OK. The key to this is taking into account that the unit vectors are functions of θ. And, if there's a finite change in θ, say before you take the limit, you need to express the unit vectors at the new point in terms of the unit vectors at the starting point and the angle change.

Chet

 

[PFuser1232]

OK. The key to this is taking into account that the unit vectors are functions of θ. And, if there's a finite change in θ, say before you take the limit, you need to express the unit vectors at the new point in terms of the unit vectors at the starting point and the angle change.

Chet

Which is what I did. The thing is, there seems to be a discontinuity. My goal is not to express the derivative in terms of the unit vector $\hat{v}_r$, but to express it in terms of $\hat{r}$. To go from $\frac{d|v_r|}{dt} \hat{v}_r$ to $\frac{dv_r}{dt} \hat{r}$ I need to consider the change in direction of $\hat{v}_r$ that results from the sign change of $v_r$. If $v_r$ is positive, both unit vectors point in the same direction and we get the desired result, namely $\ddot{r} \hat{r}$. If $v_r$ is negative, the unit vectors point in opposite directions but we still get the same result. If $v_r$ is zero, then $\frac{d|v_r|}{dt}$ does not even exist.

 

[Chestermiller]

Which is what I did. The thing is, there seems to be a discontinuity.
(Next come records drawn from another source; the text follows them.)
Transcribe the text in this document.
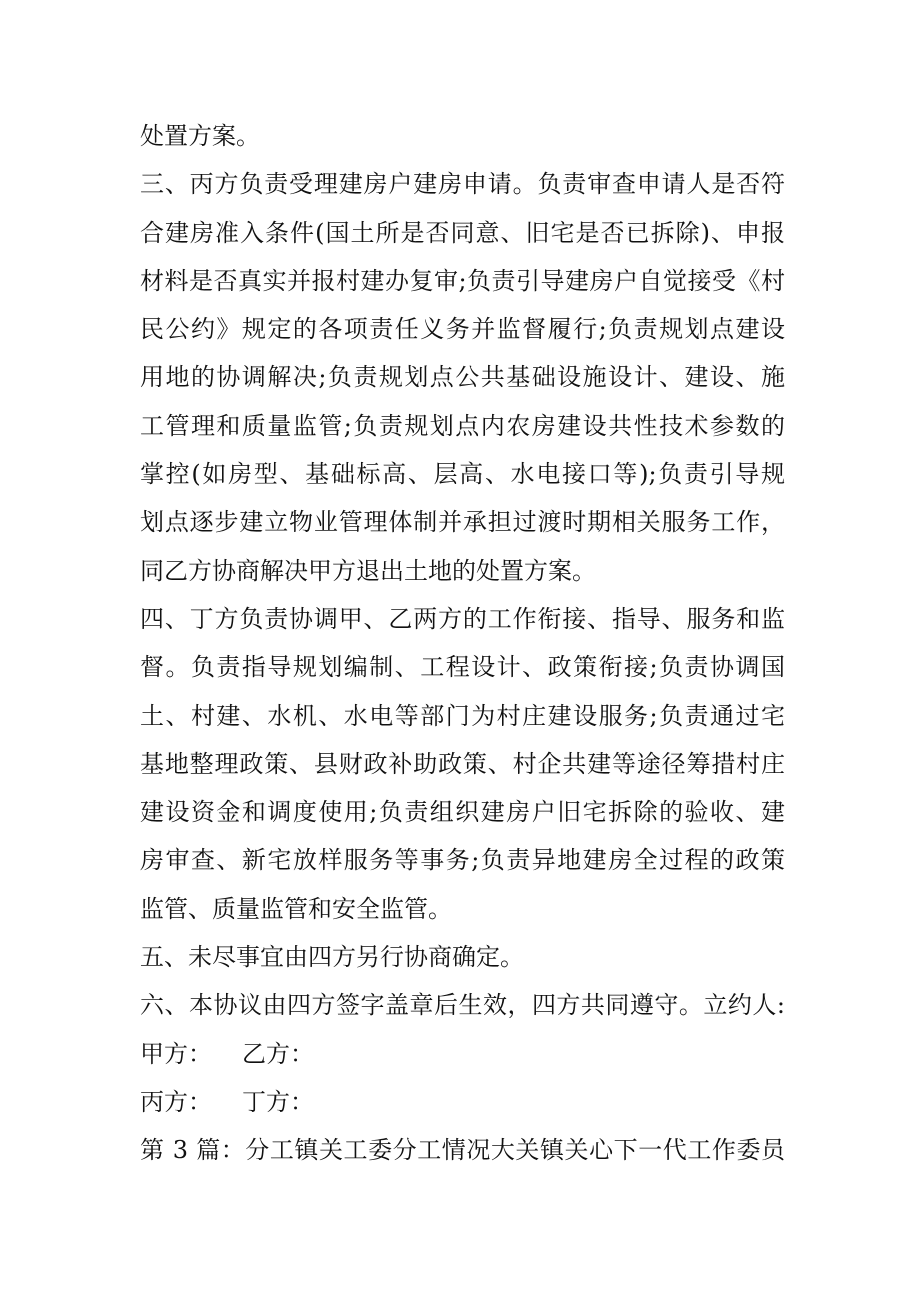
处置方案。
三、丙方负责受理建房户建房申请。负责审查申请人是否符
合建房准入条件(国土所是否同意、旧宅是否已拆除)、申报
材料是否真实并报村建办复审;负责引导建房户自觉接受《村
民公约》规定的各项责任义务并监督履行;负责规划点建设
用地的协调解决;负责规划点公共基础设施设计、建设、施
工管理和质量监管;负责规划点内农房建设共性技术参数的
掌控(如房型、基础标高、层高、水电接口等);负责引导规
划点逐步建立物业管理体制并承担过渡时期相关服务工作，
同乙方协商解决甲方退出土地的处置方案。
四、丁方负责协调甲、乙两方的工作衔接、指导、服务和监
督。负责指导规划编制、工程设计、政策衔接;负责协调国
土、村建、水机、水电等部门为村庄建设服务;负责通过宅
基地整理政策、县财政补助政策、村企共建等途径筹措村庄
建设资金和调度使用;负责组织建房户旧宅拆除的验收、建
房审查、新宅放样服务等事务;负责异地建房全过程的政策
监管、质量监管和安全监管。
五、未尽事宜由四方另行协商确定。
六、本协议由四方签字盖章后生效，四方共同遵守。立约人:
甲方： 乙方：
丙方： 丁方：
第 3 篇：分工镇关工委分工情况大关镇关心下一代工作委员
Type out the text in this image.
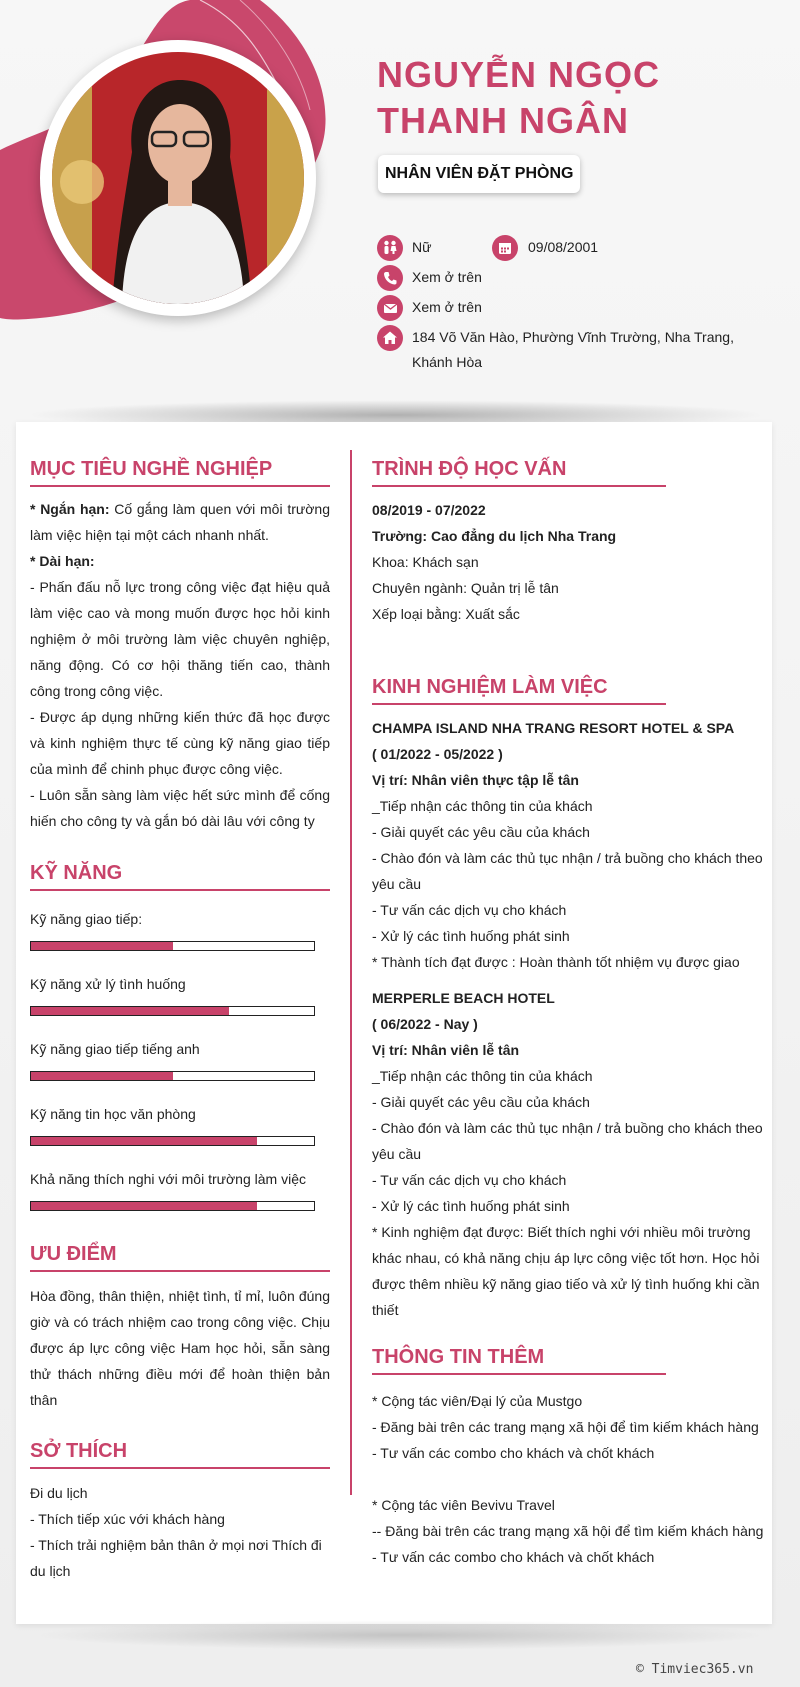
NGUYỄN NGỌC THANH NGÂN
NHÂN VIÊN ĐẶT PHÒNG
Nữ	09/08/2001
Xem ở trên
Xem ở trên
184 Võ Văn Hào, Phường Vĩnh Trường, Nha Trang, Khánh Hòa
MỤC TIÊU NGHỀ NGHIỆP
* Ngắn hạn: Cố gắng làm quen với môi trường làm việc hiện tại một cách nhanh nhất.
* Dài hạn:
- Phấn đấu nỗ lực trong công việc đạt hiệu quả làm việc cao và mong muốn được học hỏi kinh nghiệm ở môi trường làm việc chuyên nghiệp, năng động. Có cơ hội thăng tiến cao, thành công trong công việc.
- Được áp dụng những kiến thức đã học được và kinh nghiệm thực tế cùng kỹ năng giao tiếp của mình để chinh phục được công việc.
- Luôn sẵn sàng làm việc hết sức mình để cống hiến cho công ty và gắn bó dài lâu với công ty
KỸ NĂNG
Kỹ năng giao tiếp:
Kỹ năng xử lý tình huống
Kỹ năng giao tiếp tiếng anh
Kỹ năng tin học văn phòng
Khả năng thích nghi với môi trường làm việc
ƯU ĐIỂM
Hòa đồng, thân thiện, nhiệt tình, tỉ mỉ, luôn đúng giờ và có trách nhiệm cao trong công việc. Chịu được áp lực công việc Ham học hỏi, sẵn sàng thử thách những điều mới để hoàn thiện bản thân
SỞ THÍCH
Đi du lịch
- Thích tiếp xúc với khách hàng
- Thích trải nghiệm bản thân ở mọi nơi Thích đi du lịch
TRÌNH ĐỘ HỌC VẤN
08/2019 - 07/2022
Trường: Cao đẳng du lịch Nha Trang
Khoa: Khách sạn
Chuyên ngành: Quản trị lễ tân
Xếp loại bằng: Xuất sắc
KINH NGHIỆM LÀM VIỆC
CHAMPA ISLAND NHA TRANG RESORT HOTEL & SPA
( 01/2022 - 05/2022 )
Vị trí: Nhân viên thực tập lễ tân
_Tiếp nhận các thông tin của khách
- Giải quyết các yêu cầu của khách
- Chào đón và làm các thủ tục nhận / trả buồng cho khách theo yêu cầu
- Tư vấn các dịch vụ cho khách
- Xử lý các tình huống phát sinh
* Thành tích đạt được : Hoàn thành tốt nhiệm vụ được giao
MERPERLE BEACH HOTEL
( 06/2022 - Nay )
Vị trí: Nhân viên lễ tân
_Tiếp nhận các thông tin của khách
- Giải quyết các yêu cầu của khách
- Chào đón và làm các thủ tục nhận / trả buồng cho khách theo yêu cầu
- Tư vấn các dịch vụ cho khách
- Xử lý các tình huống phát sinh
* Kinh nghiệm đạt được: Biết thích nghi với nhiều môi trường khác nhau, có khả năng chịu áp lực công việc tốt hơn. Học hỏi được thêm nhiều kỹ năng giao tiếo và xử lý tình huống khi cần thiết
THÔNG TIN THÊM
* Cộng tác viên/Đại lý của Mustgo
- Đăng bài trên các trang mạng xã hội để tìm kiếm khách hàng
- Tư vấn các combo cho khách và chốt khách
* Cộng tác viên Bevivu Travel
-- Đăng bài trên các trang mạng xã hội để tìm kiếm khách hàng
- Tư vấn các combo cho khách và chốt khách
© Timviec365.vn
My goal is not to express the derivative in terms of the unit vector $\hat{v}_r$, but to express it in terms of $\hat{r}$. To go from $\frac{d|v_r|}{dt} \hat{v}_r$ to $\frac{dv_r}{dt} \hat{r}$ I need to consider the change in direction of $\hat{v}_r$ that results from the sign change of $v_r$. If $v_r$ is positive, both unit vectors point in the same direction and we get the desired result, namely $\ddot{r} \hat{r}$. If $v_r$ is negative, the unit vectors point in opposite directions but we still get the same result. If $v_r$ is zero, then $\frac{d|v_r|}{dt}$ does not even exist.
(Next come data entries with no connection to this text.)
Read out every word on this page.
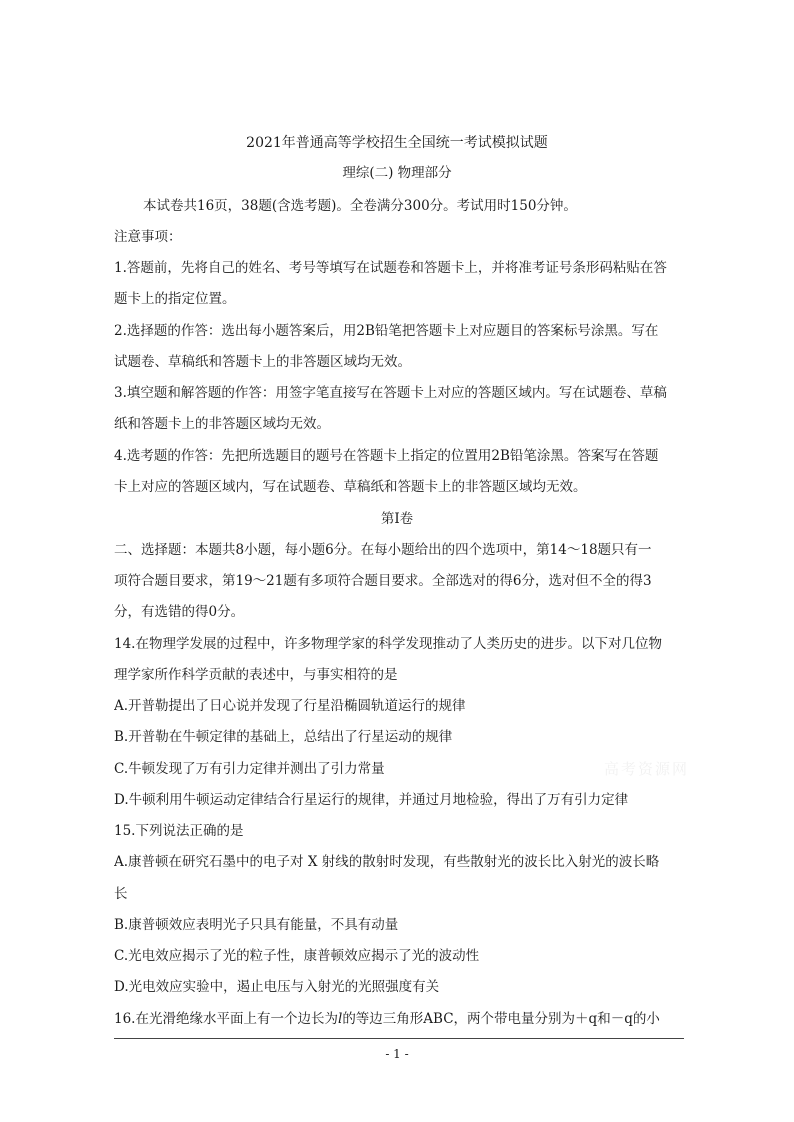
2021年普通高等学校招生全国统一考试模拟试题
理综(二) 物理部分
本试卷共16页，38题(含选考题)。全卷满分300分。考试用时150分钟。
注意事项：
1.答题前，先将自己的姓名、考号等填写在试题卷和答题卡上，并将准考证号条形码粘贴在答
题卡上的指定位置。
2.选择题的作答：选出每小题答案后，用2B铅笔把答题卡上对应题目的答案标号涂黑。写在
试题卷、草稿纸和答题卡上的非答题区域均无效。
3.填空题和解答题的作答：用签字笔直接写在答题卡上对应的答题区域内。写在试题卷、草稿
纸和答题卡上的非答题区域均无效。
4.选考题的作答：先把所选题目的题号在答题卡上指定的位置用2B铅笔涂黑。答案写在答题
卡上对应的答题区域内，写在试题卷、草稿纸和答题卡上的非答题区域均无效。
第I卷
二、选择题：本题共8小题，每小题6分。在每小题给出的四个选项中，第14～18题只有一
项符合题目要求，第19～21题有多项符合题目要求。全部选对的得6分，选对但不全的得3
分，有选错的得0分。
14.在物理学发展的过程中，许多物理学家的科学发现推动了人类历史的进步。以下对几位物
理学家所作科学贡献的表述中，与事实相符的是
A.开普勒提出了日心说并发现了行星沿椭圆轨道运行的规律
B.开普勒在牛顿定律的基础上，总结出了行星运动的规律
C.牛顿发现了万有引力定律并测出了引力常量
D.牛顿利用牛顿运动定律结合行星运行的规律，并通过月地检验，得出了万有引力定律
15.下列说法正确的是
A.康普顿在研究石墨中的电子对 X 射线的散射时发现，有些散射光的波长比入射光的波长略
长
B.康普顿效应表明光子只具有能量，不具有动量
C.光电效应揭示了光的粒子性，康普顿效应揭示了光的波动性
D.光电效应实验中，遏止电压与入射光的光照强度有关
16.在光滑绝缘水平面上有一个边长为l的等边三角形ABC，两个带电量分别为＋q和－q的小
高考资源网
- 1 -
I wish I could help (did I help at all?), but I'm just not able to understand. Sorry.

Chet

 

[BiGyElLoWhAt]

Are you getting caught up on adding a d theta component (perpendicular) and how it doesn't produce a radius of equal length? If that's the case, you need to realize that d theta is actually curved, but we approximate it as being straight when taking the limit. Not sure if that helps or not.